Introduction: Obesity is a global pandemic associated with various cardio-metabolic and psychiatric disorders. Neurocognitive and functional deficits have been associated with several somatic and psychiatric disorders. Adiposity-related inflammation has recently emerged as a key risk factor for neurocognitive and functional impairments.

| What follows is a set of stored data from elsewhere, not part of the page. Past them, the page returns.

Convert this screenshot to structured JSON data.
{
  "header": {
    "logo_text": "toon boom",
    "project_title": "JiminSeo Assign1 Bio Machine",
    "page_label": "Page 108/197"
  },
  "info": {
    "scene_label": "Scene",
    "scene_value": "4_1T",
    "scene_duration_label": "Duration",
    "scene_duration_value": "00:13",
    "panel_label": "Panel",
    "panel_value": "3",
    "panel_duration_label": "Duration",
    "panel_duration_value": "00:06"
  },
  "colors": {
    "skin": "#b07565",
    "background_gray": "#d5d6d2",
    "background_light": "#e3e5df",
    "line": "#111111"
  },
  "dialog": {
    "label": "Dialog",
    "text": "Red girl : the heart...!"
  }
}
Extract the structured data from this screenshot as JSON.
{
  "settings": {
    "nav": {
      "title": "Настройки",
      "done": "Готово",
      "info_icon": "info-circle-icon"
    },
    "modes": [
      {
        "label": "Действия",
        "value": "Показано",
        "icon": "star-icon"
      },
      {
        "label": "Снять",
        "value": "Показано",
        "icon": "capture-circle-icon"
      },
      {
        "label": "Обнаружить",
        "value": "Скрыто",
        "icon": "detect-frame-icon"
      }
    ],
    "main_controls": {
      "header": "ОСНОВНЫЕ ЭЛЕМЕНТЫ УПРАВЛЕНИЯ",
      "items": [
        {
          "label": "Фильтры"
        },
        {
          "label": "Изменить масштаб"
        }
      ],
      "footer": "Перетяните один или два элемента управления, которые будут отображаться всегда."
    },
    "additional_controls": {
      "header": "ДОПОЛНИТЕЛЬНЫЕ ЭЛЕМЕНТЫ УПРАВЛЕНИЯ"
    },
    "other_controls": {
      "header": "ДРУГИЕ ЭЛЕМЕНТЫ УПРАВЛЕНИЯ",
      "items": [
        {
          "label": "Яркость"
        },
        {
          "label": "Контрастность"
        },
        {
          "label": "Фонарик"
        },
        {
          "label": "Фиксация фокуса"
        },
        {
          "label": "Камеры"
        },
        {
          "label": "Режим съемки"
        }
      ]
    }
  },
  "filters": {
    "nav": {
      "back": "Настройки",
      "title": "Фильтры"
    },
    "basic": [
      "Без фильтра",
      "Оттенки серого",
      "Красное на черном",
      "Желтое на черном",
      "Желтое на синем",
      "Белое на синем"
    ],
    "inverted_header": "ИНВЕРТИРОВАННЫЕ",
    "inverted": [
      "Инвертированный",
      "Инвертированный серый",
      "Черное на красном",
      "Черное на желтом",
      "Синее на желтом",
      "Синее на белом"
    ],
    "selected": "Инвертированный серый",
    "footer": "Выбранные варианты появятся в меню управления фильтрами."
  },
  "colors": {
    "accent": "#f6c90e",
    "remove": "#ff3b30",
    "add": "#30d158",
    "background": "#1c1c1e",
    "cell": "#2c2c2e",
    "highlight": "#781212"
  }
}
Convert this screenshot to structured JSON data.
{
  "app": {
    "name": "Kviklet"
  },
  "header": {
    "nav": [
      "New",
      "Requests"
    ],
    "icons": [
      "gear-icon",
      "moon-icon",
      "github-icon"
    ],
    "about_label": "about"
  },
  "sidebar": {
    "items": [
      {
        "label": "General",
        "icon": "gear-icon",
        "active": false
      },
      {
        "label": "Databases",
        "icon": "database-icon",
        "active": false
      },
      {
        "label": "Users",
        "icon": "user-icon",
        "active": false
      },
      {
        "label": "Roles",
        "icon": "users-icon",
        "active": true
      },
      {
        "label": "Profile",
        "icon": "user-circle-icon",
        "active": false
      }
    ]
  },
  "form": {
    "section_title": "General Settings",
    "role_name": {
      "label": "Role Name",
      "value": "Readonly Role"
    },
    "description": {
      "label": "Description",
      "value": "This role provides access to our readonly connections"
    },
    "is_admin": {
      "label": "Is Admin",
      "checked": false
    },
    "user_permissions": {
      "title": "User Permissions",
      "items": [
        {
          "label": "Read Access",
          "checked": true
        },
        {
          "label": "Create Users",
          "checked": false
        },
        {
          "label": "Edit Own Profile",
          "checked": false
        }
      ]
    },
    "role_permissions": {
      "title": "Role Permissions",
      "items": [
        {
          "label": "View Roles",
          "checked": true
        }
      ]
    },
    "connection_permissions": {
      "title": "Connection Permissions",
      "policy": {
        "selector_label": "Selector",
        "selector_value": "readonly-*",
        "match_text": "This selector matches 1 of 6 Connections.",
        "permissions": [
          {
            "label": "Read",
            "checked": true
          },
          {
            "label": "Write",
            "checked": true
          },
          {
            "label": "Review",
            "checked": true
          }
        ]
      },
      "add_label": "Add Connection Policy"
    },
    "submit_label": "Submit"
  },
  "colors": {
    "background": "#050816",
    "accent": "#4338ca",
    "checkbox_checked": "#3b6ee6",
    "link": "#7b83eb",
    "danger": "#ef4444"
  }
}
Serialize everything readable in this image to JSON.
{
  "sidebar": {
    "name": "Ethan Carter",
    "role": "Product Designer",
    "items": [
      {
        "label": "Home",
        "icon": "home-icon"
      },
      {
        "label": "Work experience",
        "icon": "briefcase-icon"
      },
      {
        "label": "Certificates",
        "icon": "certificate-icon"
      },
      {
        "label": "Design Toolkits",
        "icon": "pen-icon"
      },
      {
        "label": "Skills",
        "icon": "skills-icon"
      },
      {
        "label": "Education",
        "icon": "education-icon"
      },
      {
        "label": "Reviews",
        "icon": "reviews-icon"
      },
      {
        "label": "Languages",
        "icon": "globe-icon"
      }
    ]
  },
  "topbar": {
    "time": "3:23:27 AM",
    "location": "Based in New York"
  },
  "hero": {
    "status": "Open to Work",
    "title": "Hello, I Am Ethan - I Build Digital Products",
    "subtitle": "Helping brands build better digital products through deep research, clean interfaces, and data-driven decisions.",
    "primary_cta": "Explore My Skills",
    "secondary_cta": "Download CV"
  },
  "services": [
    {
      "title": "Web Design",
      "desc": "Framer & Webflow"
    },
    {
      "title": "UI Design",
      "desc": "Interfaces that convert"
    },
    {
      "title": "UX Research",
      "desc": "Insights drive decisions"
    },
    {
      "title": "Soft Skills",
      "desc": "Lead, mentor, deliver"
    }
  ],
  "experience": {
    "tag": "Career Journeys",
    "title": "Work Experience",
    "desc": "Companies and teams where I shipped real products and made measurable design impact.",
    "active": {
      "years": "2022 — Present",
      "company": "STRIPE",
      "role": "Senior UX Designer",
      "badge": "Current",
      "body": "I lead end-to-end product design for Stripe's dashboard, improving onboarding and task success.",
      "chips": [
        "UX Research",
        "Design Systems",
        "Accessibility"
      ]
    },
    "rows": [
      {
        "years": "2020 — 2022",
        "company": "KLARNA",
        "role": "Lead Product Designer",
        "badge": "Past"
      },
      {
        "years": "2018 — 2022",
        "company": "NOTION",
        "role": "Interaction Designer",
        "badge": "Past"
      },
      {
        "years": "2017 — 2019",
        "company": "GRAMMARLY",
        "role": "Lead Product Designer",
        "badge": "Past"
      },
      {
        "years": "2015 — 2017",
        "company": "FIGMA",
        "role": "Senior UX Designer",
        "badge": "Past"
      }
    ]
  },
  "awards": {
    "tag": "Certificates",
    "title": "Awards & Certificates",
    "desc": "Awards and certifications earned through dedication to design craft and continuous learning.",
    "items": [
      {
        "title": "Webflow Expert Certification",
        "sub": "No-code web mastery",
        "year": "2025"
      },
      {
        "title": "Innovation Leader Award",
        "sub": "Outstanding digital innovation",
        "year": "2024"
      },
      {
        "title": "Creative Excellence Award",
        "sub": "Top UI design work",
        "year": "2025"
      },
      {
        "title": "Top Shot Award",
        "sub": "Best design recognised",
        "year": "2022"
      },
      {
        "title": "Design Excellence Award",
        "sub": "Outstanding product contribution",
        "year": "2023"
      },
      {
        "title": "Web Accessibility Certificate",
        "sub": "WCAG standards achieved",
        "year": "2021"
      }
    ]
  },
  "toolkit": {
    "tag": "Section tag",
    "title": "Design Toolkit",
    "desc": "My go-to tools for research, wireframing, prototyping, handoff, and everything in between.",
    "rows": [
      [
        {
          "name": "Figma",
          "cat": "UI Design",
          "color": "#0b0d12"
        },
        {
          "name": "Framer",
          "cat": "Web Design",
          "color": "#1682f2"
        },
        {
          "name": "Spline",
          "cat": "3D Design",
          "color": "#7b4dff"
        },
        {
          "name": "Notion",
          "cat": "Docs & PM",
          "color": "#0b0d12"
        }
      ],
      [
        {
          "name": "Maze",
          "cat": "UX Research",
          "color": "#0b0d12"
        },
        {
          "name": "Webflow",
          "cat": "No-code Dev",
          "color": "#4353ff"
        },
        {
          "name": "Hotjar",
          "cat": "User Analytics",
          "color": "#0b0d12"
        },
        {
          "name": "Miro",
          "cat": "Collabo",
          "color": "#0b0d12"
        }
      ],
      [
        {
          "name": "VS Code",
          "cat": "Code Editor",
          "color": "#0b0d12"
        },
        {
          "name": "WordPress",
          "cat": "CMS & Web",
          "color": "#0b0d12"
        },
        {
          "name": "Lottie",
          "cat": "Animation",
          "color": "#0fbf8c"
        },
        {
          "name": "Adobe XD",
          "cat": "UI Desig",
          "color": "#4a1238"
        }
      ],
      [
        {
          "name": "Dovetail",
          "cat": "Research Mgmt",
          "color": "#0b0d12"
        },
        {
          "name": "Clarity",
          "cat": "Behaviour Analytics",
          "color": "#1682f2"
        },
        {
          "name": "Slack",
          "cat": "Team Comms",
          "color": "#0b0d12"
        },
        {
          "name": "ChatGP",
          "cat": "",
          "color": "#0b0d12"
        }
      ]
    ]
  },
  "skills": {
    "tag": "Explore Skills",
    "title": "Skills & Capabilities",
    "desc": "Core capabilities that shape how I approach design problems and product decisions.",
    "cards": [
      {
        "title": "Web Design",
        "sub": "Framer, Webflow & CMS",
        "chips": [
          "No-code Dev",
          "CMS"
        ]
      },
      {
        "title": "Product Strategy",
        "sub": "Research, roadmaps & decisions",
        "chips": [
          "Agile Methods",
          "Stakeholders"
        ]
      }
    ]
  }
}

This prospective transdiagnostic study aimed to investigate the role of adiposity-related inflammatory markers in neurocognitive and functional outcomes associated with weight changes.Methods: Peripheral blood inflammatory and oxidative stress biomarkers and neurocognitive and functional performance were assessed twice over 1 year in 165 individuals, including 30 with schizophrenia, 42 with bipolar disorder, 35 with major depressive disorder, 30 with type 2 diabetes mellitus (T2DM), and 28 healthy controls. Participants were stratified by body mass index into categories of type 2 obesity (T2OB; n=30), type 1 obesity (T1OB; n=42), overweight (OW; n=53), and average weight (NW; n=40). Mixed one-way analysis of covariance and linear and binary logistic regression analyses were performed.Results: Compared with NW, T2OB and T1OB were significantly associated with impaired neurocognitive and functional performance (p<0.01; η²p=0.06–0.12) and higher levels of C-reactive protein and platelets (PLT) (p<0.01; η²p= 0.08–0.16), with small-to-moderate effect sizes. IL-6, IL-10, and PLT were key factors for detecting significant weight changes in T1OB and T2OB over time. Regression models revealed that inflammatory and oxidative stress biomarkers and cellular adhesion molecules were significantly associated with neurocognitive and functional performance (p<0.05).Discussion: Obesity is characterised by neurocognitive and functional impairments alongside low-grade systemic inflammation. Adiposity-related inflammatory biomarkers may contribute to neurocognitive and functional decline in individuals with T2DM and psychiatric disorders. Our data suggest that these biomarkers facilitate the identification of specific subgroups of individuals at higher risk of developing obesity.